Que reproche t-on aux Week-ends maléfiques du Comte Zaroff pour le censurer ainsi au milieu des 70's ? On y voit de la nécrophilie, de la violence gratuite et de l'incitation au meurtre et à la torture. Jugement sacrément excessif pour une bande d'exploitation réalisé avec des bouts de ficelle et qui ne se prend pas toujours au sérieux.

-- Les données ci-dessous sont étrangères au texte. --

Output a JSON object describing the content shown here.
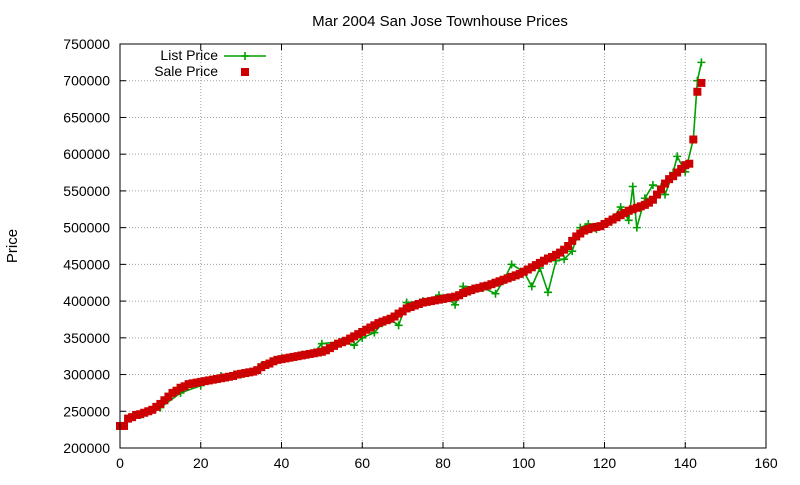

Hier comme aujourd'hui, il est impossible de regarder le film sans esquisser un sourire devant ses nombreuses et attachantes maladresses. Hasardeuse mais irrésistible par ses accents bon enfant (mention spéciale au duo impayable Nathalie Zeiger / Robert de Laroche), l'interprétation s'empêtre dans des dialogues très littéraires et qui manquent de naturel. L'horreur reste timide et cède plus volontiers la place à une atmosphère de roman photo ou de bande dessinée et un fantastique désuet mais dont la sincérité force le respect. Si l'histoire se voudrait une suite contemporaine des Chasses du Comte Zaroff de Ernest B. Shoedsack, elle prend à bras le corps son décorum français et offre le portrait d'une bourgeoisie déviante qui se plaît à cacher ses lourds secrets dans des châteaux isolés à la campagne. La très belle scène qui ouvre le film réinterprète d'ailleurs avec goût nos traditionnelles chasses à courre lorsqu'une demoiselle toute nue tente de fuir le comte et son molosse. Sexe, violence et morceaux de terroir.
Outre un talent certain pour mettre en valeur la plastique de ses ravissantes actrices (Martine Azencot et sa danse lascive mérite à elle seule le visionnage) et les dénuder sans une once de vulgarité, Michel Lemoine soigne ses cadres et le rythme général. On ne s'ennuie jamais devant Les Week-ends Maléfiques du Comte Zaroff et l'ensemble dégage un charme réel et un amour du genre qui l'éloigne bien vite du Z triste et vers les contrées plus fréquentables du bis joyeux. Car si l'envie vous prend de rire gorge déployée devant les turpitudes d'un noble en veste de velours et poussé au vice par un majordome stoïque et l'innocence de donzelles peu farouches, sachez que le regretté Michel Lemoine et toute son équipe ne vous en tiendront pas rigueur. Point de moquerie mais une bonne humeur partagée pour ce fier représentant de tout un pan disparu de notre cinéphilie.